Joan Bath: A Pioneer in Engineering and Mining
Alumnus Joan Bath (BE MBA FAusIMM) recently visited the School of Mineral and Energy Resources to share her professional journey and unique insight into the industry with students. Joan is a true pioneer, having achieved multiple Australian firsts in education and in industry.
Joan completed her UNSW degree in 1974, the first woman in Australia to graduate in mining engineering. Initially interested in joining UNSW as a geology student, Joan was encouraged by the then Head of the School of Mining Engineering, Professor J. P. Morgan to consider a mining engineering degree. At the time there were so few women as engineering students, there was compulsory membership into the Engineering women’s netball team in order to make the minimum team numbers!
Despite graduating with first class honours, Joan was originally constrained to office-based work, not only as women were not allowed underground, but also due to the conservatism of the industry. Seven years after starting her career, Joan was finally able to work on-site as a mine engineer, firstly in mine planning and later in operations and production roles on surface mines throughout Australia. In 1986, Joan achieved another first for a woman in Australia, qualifying for a Quarry Manager’s Certificate of Competency eleven years after graduation. This ticket was usually achieved by male mining engineers within the first 3-5 years of their career.

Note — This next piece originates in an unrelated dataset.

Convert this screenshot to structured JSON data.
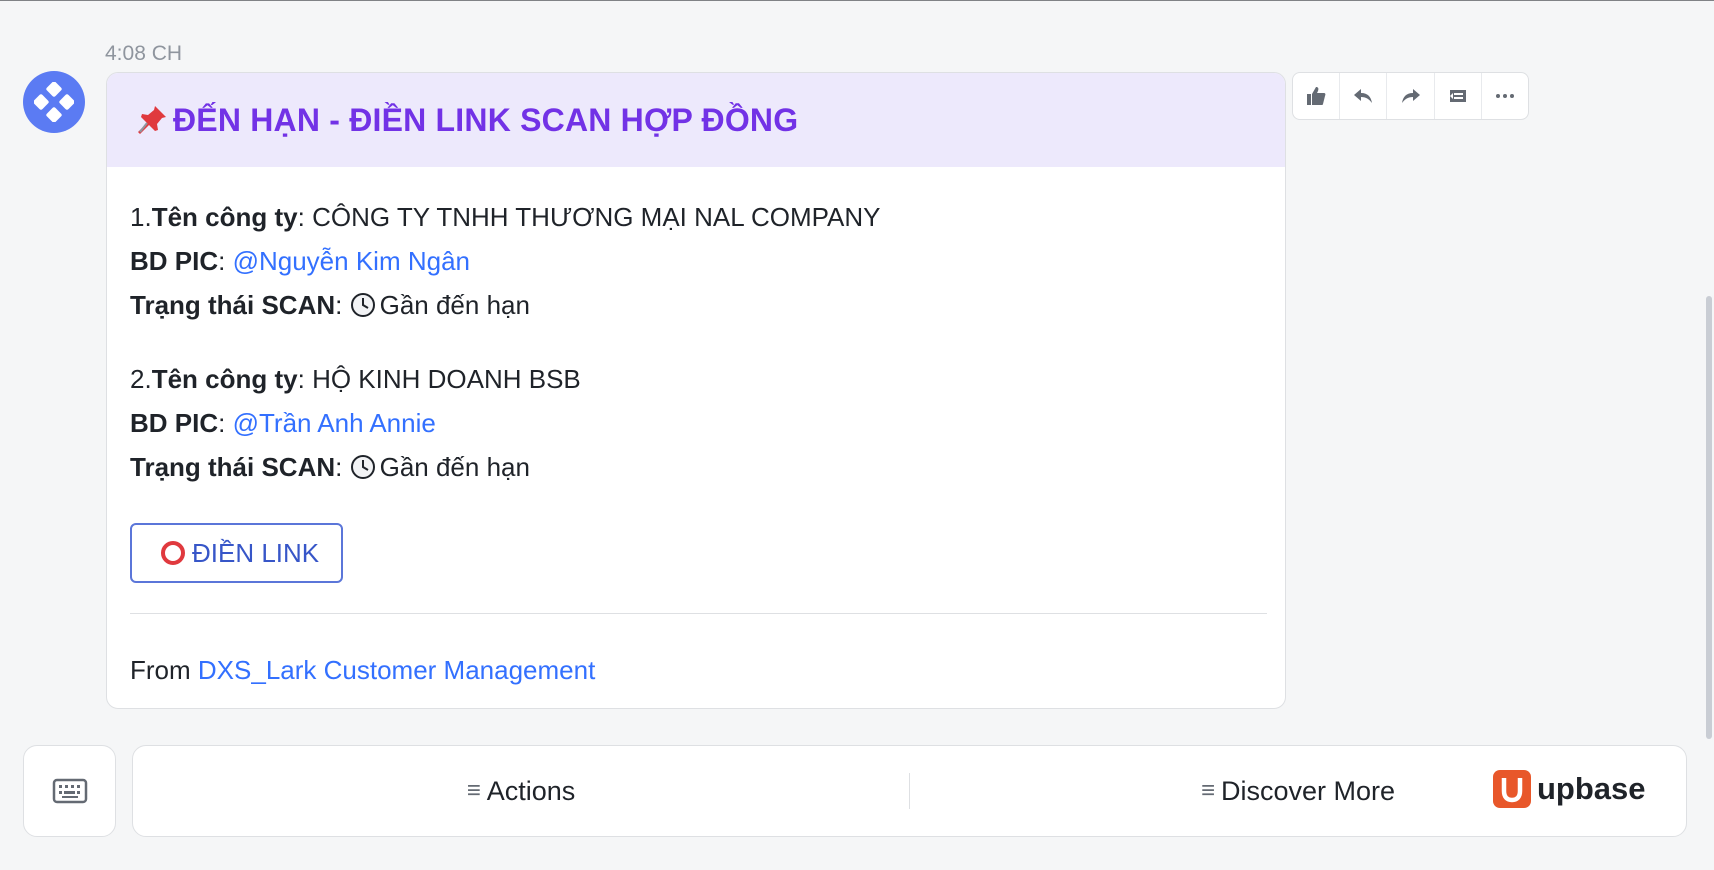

During her talk, Joan recounted many humorous highlights from her time at UNSW and across her career as well as her tips for women in engineering, and mining engineers in general:
- Better results are achieved in the workplace with a diverse workforce
- Communication is vital so make sure your messages are clear.
- Data and results that are computer generated are important, but always do a reasonableness/ reality check. Check the geology interpretation matches the data and what you see on the ground.
Both society’s expectations and technological advances have greatly evolved since the beginning of Joan’s career and this has reshaped much of the current work of mining engineers. Now, 3D modelling, and environmental impact statements are the norm.
“Computer and environment have had a massive impact on everyday life. Science and technology affect what we eat, wear and do.” Joan said. “If we don’t have women in STEM, we won’t advance humanity in the world.”
Following the presentation, our staff and students enjoyed afternoon tea with Joan, before she toured our facilities including the Advanced Visualisation Lab with its virtual reality simulator.